Our Universities: Bread and Circuses

Universities have lost their mission. Education and academic performance take a back seat to reinforcing the inflated self-concept of students and their families. We have reduced admission standards, reduced standards to progress through courses, and reduced standards of performance required to graduate. Whom do we think these are helping?

“Most [people] see education only as the means by which a person is transported from one economic plane to a higher one”.

Richard Weaver, University of Chicago


Clarence Page opined in the Chicago Tribune last Sunday that today’s students at public universities don’t value critical thinking. While I believe this observation is correct, I also believe it is about five decades late.

Students have been told that getting a college diploma all but guarantees happiness, wealth and success in life. Politicians and universities have made a promise that they can’t keep. They never could have kept it, because they left out the most important part of the university value equation. It’s not receiving a college diploma that matters. It’s earning a college education that makes the difference.

Robert M. Hutchins, former president of the University of Chicago, famously quipped, “I find that the three major administrative problems on a campus are sex for the students, athletics for the alumni, and parking for the faculty.” Unfortunately, I think President Hutchins nailed it.

On September 12, 2005, on the front page of the Daily Egyptian, the student newspaper at Southern Illinois University Carbondale, a reporter quoted a fellow student, writing, “’. . . it’s Chancellor Wendler’s fault,’ said [J. W.] a senior from Mount Prospect, studying marketing as he sipped a beer from a gold Coors can. ‘He’s trying to make it an educational institution, but he’s ruining the school.’”

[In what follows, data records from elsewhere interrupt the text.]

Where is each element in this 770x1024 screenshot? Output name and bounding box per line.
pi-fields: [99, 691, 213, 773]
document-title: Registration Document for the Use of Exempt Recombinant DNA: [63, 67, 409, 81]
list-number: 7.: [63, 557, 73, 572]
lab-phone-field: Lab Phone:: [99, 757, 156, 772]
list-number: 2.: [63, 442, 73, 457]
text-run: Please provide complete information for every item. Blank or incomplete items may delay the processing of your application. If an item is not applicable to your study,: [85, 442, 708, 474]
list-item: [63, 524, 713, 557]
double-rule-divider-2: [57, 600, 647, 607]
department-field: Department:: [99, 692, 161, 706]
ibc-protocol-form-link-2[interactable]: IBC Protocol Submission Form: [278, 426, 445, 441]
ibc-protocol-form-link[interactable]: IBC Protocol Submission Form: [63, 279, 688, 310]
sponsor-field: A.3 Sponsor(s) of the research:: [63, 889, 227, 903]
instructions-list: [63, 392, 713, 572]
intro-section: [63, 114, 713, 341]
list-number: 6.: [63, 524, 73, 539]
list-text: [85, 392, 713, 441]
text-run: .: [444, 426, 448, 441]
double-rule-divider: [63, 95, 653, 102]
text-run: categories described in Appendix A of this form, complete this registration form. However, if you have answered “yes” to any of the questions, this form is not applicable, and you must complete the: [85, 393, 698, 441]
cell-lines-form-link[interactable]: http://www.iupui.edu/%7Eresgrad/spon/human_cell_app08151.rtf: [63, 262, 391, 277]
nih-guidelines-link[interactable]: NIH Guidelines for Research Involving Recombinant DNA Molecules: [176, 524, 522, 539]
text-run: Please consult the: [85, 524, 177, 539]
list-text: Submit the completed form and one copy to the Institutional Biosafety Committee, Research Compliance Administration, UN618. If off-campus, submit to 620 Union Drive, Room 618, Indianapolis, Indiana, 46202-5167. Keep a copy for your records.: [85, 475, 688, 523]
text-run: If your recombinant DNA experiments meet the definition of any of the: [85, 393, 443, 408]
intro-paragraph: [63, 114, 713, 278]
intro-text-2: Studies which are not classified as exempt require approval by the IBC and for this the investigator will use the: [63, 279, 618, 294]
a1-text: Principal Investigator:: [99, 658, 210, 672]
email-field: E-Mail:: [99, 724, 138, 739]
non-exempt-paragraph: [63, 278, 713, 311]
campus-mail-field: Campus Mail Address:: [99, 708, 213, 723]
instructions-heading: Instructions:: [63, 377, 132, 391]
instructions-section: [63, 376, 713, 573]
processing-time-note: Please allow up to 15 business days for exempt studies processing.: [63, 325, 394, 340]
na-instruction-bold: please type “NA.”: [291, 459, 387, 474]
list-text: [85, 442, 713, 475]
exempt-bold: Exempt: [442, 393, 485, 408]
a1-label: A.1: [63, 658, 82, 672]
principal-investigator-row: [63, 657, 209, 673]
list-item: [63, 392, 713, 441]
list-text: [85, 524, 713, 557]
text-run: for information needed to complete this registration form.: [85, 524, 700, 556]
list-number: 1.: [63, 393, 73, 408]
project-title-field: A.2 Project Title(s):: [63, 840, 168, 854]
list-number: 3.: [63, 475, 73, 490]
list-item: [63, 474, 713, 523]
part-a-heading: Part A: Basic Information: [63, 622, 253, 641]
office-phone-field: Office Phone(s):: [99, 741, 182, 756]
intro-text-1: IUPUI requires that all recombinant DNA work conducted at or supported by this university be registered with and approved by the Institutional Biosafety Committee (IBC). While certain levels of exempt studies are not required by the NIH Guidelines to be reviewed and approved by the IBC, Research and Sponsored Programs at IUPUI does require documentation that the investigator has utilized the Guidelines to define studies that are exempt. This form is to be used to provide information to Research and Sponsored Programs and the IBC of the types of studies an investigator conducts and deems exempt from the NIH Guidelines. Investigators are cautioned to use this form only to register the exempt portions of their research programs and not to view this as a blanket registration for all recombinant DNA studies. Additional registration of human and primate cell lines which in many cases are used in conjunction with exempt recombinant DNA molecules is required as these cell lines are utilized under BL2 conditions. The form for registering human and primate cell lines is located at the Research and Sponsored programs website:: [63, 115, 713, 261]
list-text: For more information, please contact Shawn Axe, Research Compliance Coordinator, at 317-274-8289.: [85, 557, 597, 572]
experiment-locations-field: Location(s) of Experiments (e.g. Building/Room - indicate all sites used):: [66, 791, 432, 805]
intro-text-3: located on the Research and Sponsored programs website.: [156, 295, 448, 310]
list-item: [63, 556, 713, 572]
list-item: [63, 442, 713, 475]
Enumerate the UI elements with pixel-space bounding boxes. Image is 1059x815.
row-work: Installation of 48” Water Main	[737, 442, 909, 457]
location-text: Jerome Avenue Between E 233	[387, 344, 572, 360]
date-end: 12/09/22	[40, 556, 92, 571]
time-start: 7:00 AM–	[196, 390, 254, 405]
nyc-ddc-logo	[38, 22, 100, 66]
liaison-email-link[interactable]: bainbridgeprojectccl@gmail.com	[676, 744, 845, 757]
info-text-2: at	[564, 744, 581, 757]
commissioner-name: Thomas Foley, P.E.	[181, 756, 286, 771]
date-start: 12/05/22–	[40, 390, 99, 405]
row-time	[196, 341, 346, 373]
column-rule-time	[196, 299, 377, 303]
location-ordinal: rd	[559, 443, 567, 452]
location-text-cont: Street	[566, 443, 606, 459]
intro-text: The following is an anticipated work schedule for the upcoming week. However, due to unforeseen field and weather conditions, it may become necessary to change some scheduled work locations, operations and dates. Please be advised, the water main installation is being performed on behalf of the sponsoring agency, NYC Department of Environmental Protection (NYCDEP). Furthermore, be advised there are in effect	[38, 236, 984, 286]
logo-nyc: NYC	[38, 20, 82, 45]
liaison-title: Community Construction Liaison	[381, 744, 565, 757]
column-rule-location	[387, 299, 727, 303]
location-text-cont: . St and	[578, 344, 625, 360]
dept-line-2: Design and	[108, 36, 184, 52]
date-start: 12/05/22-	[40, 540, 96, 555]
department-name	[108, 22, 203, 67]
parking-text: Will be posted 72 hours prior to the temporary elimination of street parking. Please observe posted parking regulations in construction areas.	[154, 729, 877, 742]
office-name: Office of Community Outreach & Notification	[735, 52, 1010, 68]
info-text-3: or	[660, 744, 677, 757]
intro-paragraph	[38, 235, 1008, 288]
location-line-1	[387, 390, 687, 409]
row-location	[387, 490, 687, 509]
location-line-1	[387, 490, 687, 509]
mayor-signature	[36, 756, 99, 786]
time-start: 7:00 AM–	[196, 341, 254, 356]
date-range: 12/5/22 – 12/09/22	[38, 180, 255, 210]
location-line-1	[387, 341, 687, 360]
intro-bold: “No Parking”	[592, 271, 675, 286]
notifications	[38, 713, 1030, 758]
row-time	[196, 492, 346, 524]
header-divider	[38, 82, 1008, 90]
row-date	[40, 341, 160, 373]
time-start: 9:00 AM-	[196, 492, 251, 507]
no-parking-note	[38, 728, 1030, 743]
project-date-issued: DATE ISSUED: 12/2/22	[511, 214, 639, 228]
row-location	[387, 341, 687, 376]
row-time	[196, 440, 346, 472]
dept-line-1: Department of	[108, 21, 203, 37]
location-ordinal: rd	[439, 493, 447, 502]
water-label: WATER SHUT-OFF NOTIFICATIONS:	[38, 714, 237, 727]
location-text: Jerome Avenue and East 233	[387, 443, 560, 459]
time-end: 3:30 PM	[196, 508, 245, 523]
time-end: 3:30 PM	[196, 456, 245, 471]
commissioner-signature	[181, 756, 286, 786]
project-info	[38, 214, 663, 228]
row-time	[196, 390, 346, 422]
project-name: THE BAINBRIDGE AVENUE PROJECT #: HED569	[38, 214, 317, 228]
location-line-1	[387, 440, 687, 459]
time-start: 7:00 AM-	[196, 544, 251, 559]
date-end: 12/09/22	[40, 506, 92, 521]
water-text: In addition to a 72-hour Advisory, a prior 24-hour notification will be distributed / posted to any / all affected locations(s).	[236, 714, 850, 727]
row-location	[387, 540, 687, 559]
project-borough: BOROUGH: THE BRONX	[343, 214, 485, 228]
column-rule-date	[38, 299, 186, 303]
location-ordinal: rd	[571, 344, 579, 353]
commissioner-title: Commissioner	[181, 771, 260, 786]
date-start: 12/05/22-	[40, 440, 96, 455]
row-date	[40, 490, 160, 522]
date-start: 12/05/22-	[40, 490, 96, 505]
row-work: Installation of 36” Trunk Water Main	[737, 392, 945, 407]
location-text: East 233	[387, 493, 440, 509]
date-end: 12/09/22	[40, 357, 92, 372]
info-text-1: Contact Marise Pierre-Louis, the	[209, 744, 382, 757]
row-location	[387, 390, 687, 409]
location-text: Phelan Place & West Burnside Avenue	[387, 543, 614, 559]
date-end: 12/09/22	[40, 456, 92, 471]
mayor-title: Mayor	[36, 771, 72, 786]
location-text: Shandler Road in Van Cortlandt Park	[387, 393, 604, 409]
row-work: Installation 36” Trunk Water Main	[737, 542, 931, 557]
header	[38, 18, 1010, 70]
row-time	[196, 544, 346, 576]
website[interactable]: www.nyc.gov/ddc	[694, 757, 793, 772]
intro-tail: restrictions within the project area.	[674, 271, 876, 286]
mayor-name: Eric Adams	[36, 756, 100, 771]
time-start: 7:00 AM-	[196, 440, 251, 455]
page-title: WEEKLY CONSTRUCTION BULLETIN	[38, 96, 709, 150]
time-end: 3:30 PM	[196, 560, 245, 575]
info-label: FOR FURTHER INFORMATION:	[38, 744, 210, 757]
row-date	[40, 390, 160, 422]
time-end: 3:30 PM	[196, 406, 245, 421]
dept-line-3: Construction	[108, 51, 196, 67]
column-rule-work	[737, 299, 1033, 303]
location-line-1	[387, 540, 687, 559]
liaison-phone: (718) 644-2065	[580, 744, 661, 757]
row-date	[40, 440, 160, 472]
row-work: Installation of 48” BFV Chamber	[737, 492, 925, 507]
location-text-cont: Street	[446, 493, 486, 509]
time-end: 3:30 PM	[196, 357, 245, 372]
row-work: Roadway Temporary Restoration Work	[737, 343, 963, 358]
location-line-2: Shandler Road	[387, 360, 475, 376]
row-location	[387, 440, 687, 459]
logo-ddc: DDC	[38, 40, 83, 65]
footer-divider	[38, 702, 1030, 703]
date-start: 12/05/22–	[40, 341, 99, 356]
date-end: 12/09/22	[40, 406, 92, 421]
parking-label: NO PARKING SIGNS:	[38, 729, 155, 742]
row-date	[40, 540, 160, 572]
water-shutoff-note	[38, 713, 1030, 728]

The misplaced priorities of the administration of Louisiana State University, Baton Rouge, were showcased in their treatment of biology professor, Dominique Homberger. She committed the unpardonable sin of giving students quizzes on materials they were assigned. And worse, she graded them. University administration intervened, and, as USA Today reported April 15, 2010, she was sidelined from her teaching responsibility because she was too demanding.

In Inside Higher Ed, Kevin Carman, dean of the College of Basic Sciences, reported that, “Professor Homberger is not being penalized in any way; her salary has not been decreased nor has any aspect of her appointment been changed.” But what of the fundamental betrayal of students who come to a university to receive a life-changing education…and the violated calling of a committed faculty member?

In his article from March 24, 2009, in the Christian Science Monitor, Stuart Rojstaczer, former professor of geophysics at Duke University, observed, “Our college classrooms are filled with students who do not prepare for class. Many study less than 10 hours a week – that’s less than half the hours they spent studying 40 years ago. Paradoxically, students are spending more and more money for an education that seems to deliver less and less content.” University leaders, along with the boards that set policy for them, seem more concerned with giving students a false sense of accomplishment than with giving them the education that would allow them to actually accomplish anything.

Tragically, students have been taught that regurgitating answers on a test represents real learning. This kind of human cataloguing of facts instead represents the least valuable mental skill in which one could invest one’s efforts in today’s world. Computers have made memorizable facts accessible to anyone, at any time, with just the stroke of a few keys. It is the ability to generate new knowledge that will be valuable going forward. Creativity, critical thinking, and rhetorical skill qualify a well-educated man or woman to succeed in life. Memorizing facts qualifies you to succeed on Jeopardy.

I generally hold high expectations for faculty, but when university leadership is academically corrupt, faculty cannot legitimately be held accountable for the breakdown in standards. They, too, are victims of the political interest others have in providing a watered-down public university experience.

Today, nations in Asia on the western edge of the Pacific Rim are building universities based on the mid-twentieth century model that made the United States preeminent in the world of higher education. These universities require performance. They are selective. Their faculties are given the task of creating productive citizens, not potential game-show contestants.

Low expectations and threshold standards of performance create the sad situation addressed by Mr. Page.

Students and their families must demand more from our universities, and refuse to be placated with bread and circuses. They are just cheap distractions that keep the general public from recognizing that their lot in life is not actually improving.